Vacation, vacation, vacation
International travel has doubled in the past 10 years and is forecast to reach nearly 10 million trips a year by 2020 - a growth of four per cent every year over the next decade. But what is also going to change is the way that we travel. "We will move away from looking, observing and sightseeing to really experiencing things - not just visiting archaeological sites, but actually digging there," says the Tourism and Transport Forum's Evan Hall. Holidays in outer space won't be out of the question, either, explains Leon van Schaik, professor of architecture at the Royal Melbourne Institute of Technology. The utopian designs of today's architecture graduates are of space stations with lifestyle - not just life-support - aspects to them. "Who'd have thought 10 years ago that there would be more than 10 different companies offering to take you on private space travel?" he says.

Inspecting gadgets
The brand-new MXP4 music format will let us add effects to files, making recordings interactive. "You'll get whatever you want when you want it - at a price,” says Graham Thorburn of the Australian Film, Television and Radio School. "TV, cinema and portable devices will all become part of the same continuum." 3D will be commonplace and TV remotes will be loaded with features for switching between applications.
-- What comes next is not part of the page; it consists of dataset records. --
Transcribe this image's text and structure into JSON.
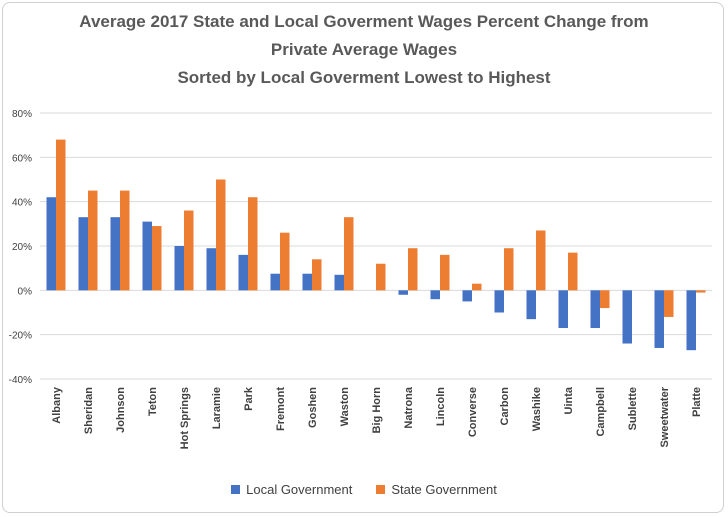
{
  "chart_data": {
    "type": "bar",
    "title_lines": [
      "Average 2017 State and Local Goverment Wages Percent Change from",
      "Private Average Wages",
      "Sorted by Local Goverment Lowest to Highest"
    ],
    "categories": [
      "Albany",
      "Sheridan",
      "Johnson",
      "Teton",
      "Hot Springs",
      "Laramie",
      "Park",
      "Fremont",
      "Goshen",
      "Waston",
      "Big Horn",
      "Natrona",
      "Lincoln",
      "Converse",
      "Carbon",
      "Washike",
      "Uinta",
      "Campbell",
      "Sublette",
      "Sweetwater",
      "Platte"
    ],
    "series": [
      {
        "name": "Local Government",
        "color": "#4472C4",
        "values": [
          42,
          33,
          33,
          31,
          20,
          19,
          16,
          7.5,
          7.5,
          7,
          0,
          -2,
          -4,
          -5,
          -10,
          -13,
          -17,
          -17,
          -24,
          -26,
          -27
        ]
      },
      {
        "name": "State Government",
        "color": "#ED7D31",
        "values": [
          68,
          45,
          45,
          29,
          36,
          50,
          42,
          26,
          14,
          33,
          12,
          19,
          16,
          3,
          19,
          27,
          17,
          -8,
          0,
          -12,
          -1
        ]
      }
    ],
    "ylim": [
      -40,
      80
    ],
    "yticks": [
      "-40%",
      "-20%",
      "0%",
      "20%",
      "40%",
      "60%",
      "80%"
    ],
    "ytick_values": [
      -40,
      -20,
      0,
      20,
      40,
      60,
      80
    ],
    "grid": true,
    "legend_position": "bottom"
  }
}
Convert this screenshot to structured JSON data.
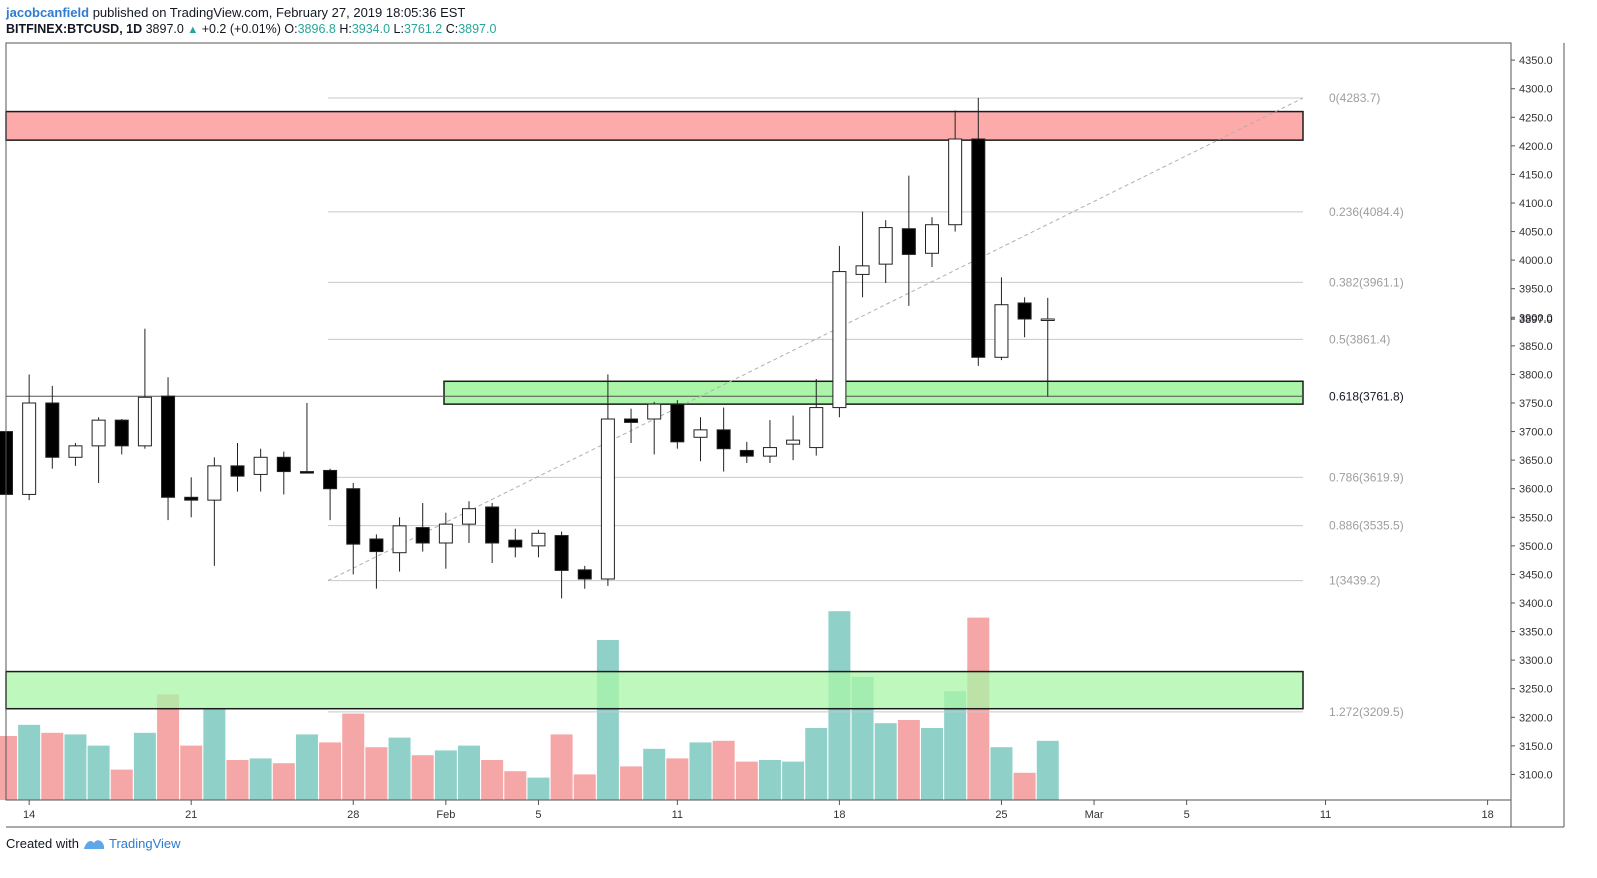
{
  "header": {
    "author": "jacobcanfield",
    "published_text": "published on TradingView.com, February 27, 2019 18:05:36 EST",
    "symbol": "BITFINEX:BTCUSD, 1D",
    "last": "3897.0",
    "change": "+0.2 (+0.01%)",
    "o_label": "O:",
    "o_value": "3896.8",
    "h_label": "H:",
    "h_value": "3934.0",
    "l_label": "L:",
    "l_value": "3761.2",
    "c_label": "C:",
    "c_value": "3897.0"
  },
  "footer": {
    "created_with": "Created with",
    "brand": "TradingView"
  },
  "colors": {
    "up_volume": "#8fd1c9",
    "down_volume": "#f5a6a6",
    "resistance_zone": "#fdaaaa",
    "support_zone": "#aaf5a7",
    "fib_line": "#c8c8c8",
    "fib_label": "#9e9e9e",
    "trend_line": "#b0b0b0"
  },
  "chart_data": {
    "type": "candlestick",
    "ylim": [
      3050,
      4380
    ],
    "y_ticks": [
      3100,
      3150,
      3200,
      3250,
      3300,
      3350,
      3400,
      3450,
      3500,
      3550,
      3600,
      3650,
      3700,
      3750,
      3800,
      3850,
      3900,
      3950,
      4000,
      4050,
      4100,
      4150,
      4200,
      4250,
      4300,
      4350
    ],
    "y_tick_labels": [
      "3100.0",
      "3150.0",
      "3200.0",
      "3250.0",
      "3300.0",
      "3350.0",
      "3400.0",
      "3450.0",
      "3500.0",
      "3550.0",
      "3600.0",
      "3650.0",
      "3700.0",
      "3750.0",
      "3800.0",
      "3850.0",
      "3900.0",
      "3950.0",
      "4000.0",
      "4050.0",
      "4100.0",
      "4150.0",
      "4200.0",
      "4250.0",
      "4300.0",
      "4350.0"
    ],
    "last_price_label": "3897.0",
    "last_price": 3897.0,
    "x_labels": [
      {
        "text": "14",
        "index": 1
      },
      {
        "text": "21",
        "index": 8
      },
      {
        "text": "28",
        "index": 15
      },
      {
        "text": "Feb",
        "index": 19
      },
      {
        "text": "5",
        "index": 23
      },
      {
        "text": "11",
        "index": 29
      },
      {
        "text": "18",
        "index": 36
      },
      {
        "text": "25",
        "index": 43
      },
      {
        "text": "Mar",
        "index": 47
      },
      {
        "text": "5",
        "index": 51
      },
      {
        "text": "11",
        "index": 57
      },
      {
        "text": "18",
        "index": 64
      }
    ],
    "candles": [
      {
        "o": 3700,
        "h": 3720,
        "l": 3590,
        "c": 3590
      },
      {
        "o": 3590,
        "h": 3800,
        "l": 3580,
        "c": 3750
      },
      {
        "o": 3750,
        "h": 3780,
        "l": 3635,
        "c": 3655
      },
      {
        "o": 3655,
        "h": 3680,
        "l": 3640,
        "c": 3675
      },
      {
        "o": 3675,
        "h": 3725,
        "l": 3610,
        "c": 3720
      },
      {
        "o": 3720,
        "h": 3722,
        "l": 3660,
        "c": 3675
      },
      {
        "o": 3675,
        "h": 3880,
        "l": 3670,
        "c": 3760
      },
      {
        "o": 3762,
        "h": 3795,
        "l": 3545,
        "c": 3585
      },
      {
        "o": 3585,
        "h": 3620,
        "l": 3550,
        "c": 3580
      },
      {
        "o": 3580,
        "h": 3655,
        "l": 3465,
        "c": 3640
      },
      {
        "o": 3640,
        "h": 3680,
        "l": 3595,
        "c": 3622
      },
      {
        "o": 3625,
        "h": 3670,
        "l": 3595,
        "c": 3655
      },
      {
        "o": 3655,
        "h": 3665,
        "l": 3590,
        "c": 3630
      },
      {
        "o": 3630,
        "h": 3750,
        "l": 3630,
        "c": 3628
      },
      {
        "o": 3632,
        "h": 3635,
        "l": 3545,
        "c": 3600
      },
      {
        "o": 3600,
        "h": 3610,
        "l": 3450,
        "c": 3503
      },
      {
        "o": 3512,
        "h": 3520,
        "l": 3425,
        "c": 3490
      },
      {
        "o": 3488,
        "h": 3550,
        "l": 3455,
        "c": 3535
      },
      {
        "o": 3532,
        "h": 3575,
        "l": 3490,
        "c": 3505
      },
      {
        "o": 3505,
        "h": 3558,
        "l": 3460,
        "c": 3538
      },
      {
        "o": 3538,
        "h": 3578,
        "l": 3505,
        "c": 3565
      },
      {
        "o": 3568,
        "h": 3575,
        "l": 3470,
        "c": 3505
      },
      {
        "o": 3510,
        "h": 3530,
        "l": 3480,
        "c": 3498
      },
      {
        "o": 3500,
        "h": 3528,
        "l": 3480,
        "c": 3522
      },
      {
        "o": 3518,
        "h": 3525,
        "l": 3408,
        "c": 3457
      },
      {
        "o": 3458,
        "h": 3465,
        "l": 3425,
        "c": 3442
      },
      {
        "o": 3442,
        "h": 3800,
        "l": 3430,
        "c": 3722
      },
      {
        "o": 3722,
        "h": 3740,
        "l": 3680,
        "c": 3716
      },
      {
        "o": 3722,
        "h": 3752,
        "l": 3660,
        "c": 3748
      },
      {
        "o": 3748,
        "h": 3755,
        "l": 3670,
        "c": 3682
      },
      {
        "o": 3690,
        "h": 3725,
        "l": 3648,
        "c": 3703
      },
      {
        "o": 3703,
        "h": 3742,
        "l": 3630,
        "c": 3670
      },
      {
        "o": 3667,
        "h": 3682,
        "l": 3645,
        "c": 3657
      },
      {
        "o": 3657,
        "h": 3720,
        "l": 3645,
        "c": 3672
      },
      {
        "o": 3678,
        "h": 3728,
        "l": 3650,
        "c": 3685
      },
      {
        "o": 3672,
        "h": 3792,
        "l": 3658,
        "c": 3742
      },
      {
        "o": 3742,
        "h": 4025,
        "l": 3725,
        "c": 3980
      },
      {
        "o": 3975,
        "h": 4085,
        "l": 3935,
        "c": 3990
      },
      {
        "o": 3993,
        "h": 4070,
        "l": 3960,
        "c": 4057
      },
      {
        "o": 4055,
        "h": 4148,
        "l": 3920,
        "c": 4010
      },
      {
        "o": 4012,
        "h": 4075,
        "l": 3988,
        "c": 4062
      },
      {
        "o": 4062,
        "h": 4262,
        "l": 4050,
        "c": 4212
      },
      {
        "o": 4212,
        "h": 4284,
        "l": 3815,
        "c": 3830
      },
      {
        "o": 3830,
        "h": 3970,
        "l": 3825,
        "c": 3922
      },
      {
        "o": 3925,
        "h": 3935,
        "l": 3865,
        "c": 3897
      },
      {
        "o": 3897,
        "h": 3934,
        "l": 3761,
        "c": 3897
      }
    ],
    "volume_ylim": [
      0,
      100
    ],
    "volume": [
      {
        "v": 40,
        "dir": "down"
      },
      {
        "v": 47,
        "dir": "up"
      },
      {
        "v": 42,
        "dir": "down"
      },
      {
        "v": 41,
        "dir": "up"
      },
      {
        "v": 34,
        "dir": "up"
      },
      {
        "v": 19,
        "dir": "down"
      },
      {
        "v": 42,
        "dir": "up"
      },
      {
        "v": 66,
        "dir": "down"
      },
      {
        "v": 34,
        "dir": "down"
      },
      {
        "v": 57,
        "dir": "up"
      },
      {
        "v": 25,
        "dir": "down"
      },
      {
        "v": 26,
        "dir": "up"
      },
      {
        "v": 23,
        "dir": "down"
      },
      {
        "v": 41,
        "dir": "up"
      },
      {
        "v": 36,
        "dir": "down"
      },
      {
        "v": 54,
        "dir": "down"
      },
      {
        "v": 33,
        "dir": "down"
      },
      {
        "v": 39,
        "dir": "up"
      },
      {
        "v": 28,
        "dir": "down"
      },
      {
        "v": 31,
        "dir": "up"
      },
      {
        "v": 34,
        "dir": "up"
      },
      {
        "v": 25,
        "dir": "down"
      },
      {
        "v": 18,
        "dir": "down"
      },
      {
        "v": 14,
        "dir": "up"
      },
      {
        "v": 41,
        "dir": "down"
      },
      {
        "v": 16,
        "dir": "down"
      },
      {
        "v": 100,
        "dir": "up"
      },
      {
        "v": 21,
        "dir": "down"
      },
      {
        "v": 32,
        "dir": "up"
      },
      {
        "v": 26,
        "dir": "down"
      },
      {
        "v": 36,
        "dir": "up"
      },
      {
        "v": 37,
        "dir": "down"
      },
      {
        "v": 24,
        "dir": "down"
      },
      {
        "v": 25,
        "dir": "up"
      },
      {
        "v": 24,
        "dir": "up"
      },
      {
        "v": 45,
        "dir": "up"
      },
      {
        "v": 118,
        "dir": "up"
      },
      {
        "v": 77,
        "dir": "up"
      },
      {
        "v": 48,
        "dir": "up"
      },
      {
        "v": 50,
        "dir": "down"
      },
      {
        "v": 45,
        "dir": "up"
      },
      {
        "v": 68,
        "dir": "up"
      },
      {
        "v": 114,
        "dir": "down"
      },
      {
        "v": 33,
        "dir": "up"
      },
      {
        "v": 17,
        "dir": "down"
      },
      {
        "v": 37,
        "dir": "up"
      }
    ],
    "fib_levels": [
      {
        "ratio": "0",
        "price": 4283.7,
        "label": "0(4283.7)"
      },
      {
        "ratio": "0.236",
        "price": 4084.4,
        "label": "0.236(4084.4)"
      },
      {
        "ratio": "0.382",
        "price": 3961.1,
        "label": "0.382(3961.1)"
      },
      {
        "ratio": "0.5",
        "price": 3861.4,
        "label": "0.5(3861.4)"
      },
      {
        "ratio": "0.618",
        "price": 3761.8,
        "label": "0.618(3761.8)"
      },
      {
        "ratio": "0.786",
        "price": 3619.9,
        "label": "0.786(3619.9)"
      },
      {
        "ratio": "0.886",
        "price": 3535.5,
        "label": "0.886(3535.5)"
      },
      {
        "ratio": "1",
        "price": 3439.2,
        "label": "1(3439.2)"
      },
      {
        "ratio": "1.272",
        "price": 3209.5,
        "label": "1.272(3209.5)"
      }
    ],
    "zones": [
      {
        "name": "resistance",
        "top": 4260,
        "bottom": 4210,
        "type": "resistance"
      },
      {
        "name": "support-0618",
        "top": 3788,
        "bottom": 3748,
        "type": "support"
      },
      {
        "name": "support-lower",
        "top": 3280,
        "bottom": 3215,
        "type": "support"
      }
    ]
  }
}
Organic LED will replace the plasma TVs. "These are very thin and they're different to the existing technology because they don't have any backlighting," says Gordon Gay of NEC Australia. "You'll be able to make a whole wall of them, or clad an entire building. They'll enable you to change room colour, and watch TV concurrently with other applications."


Celebrity status
Our celebrity obsession will continue, but with a difference. "A lot more people have the ability to put up videos of themselves on the internet. That will change the types of people who become famous," says Professor Catharine Lumby of UNSW's Journalism and Media Research Centre.

Home, sweet home
Nearly one in three households will be one-person units, while another 30 per cent will have just two people. "It doesn't mean there will be a lot of Australians wanting to live solitary lives, it just means that more people will be undergoing episodes of living solo because of a higher divorce rate," says Mackay. Inner-city density will explode in 2020, with Hong Kong's high-rise model the worst-case scenario. "We have a choice. We could go the Barcelona way," explains Professor van Schaik. It has a higher population density than Hong Kong, yet few of its buildings are taller than 12 storeys. Professor Van Schaik says we'll see growth in "exurbia", with "a lot of rich people living on big blocks in big houses in formerly strictly rural areas".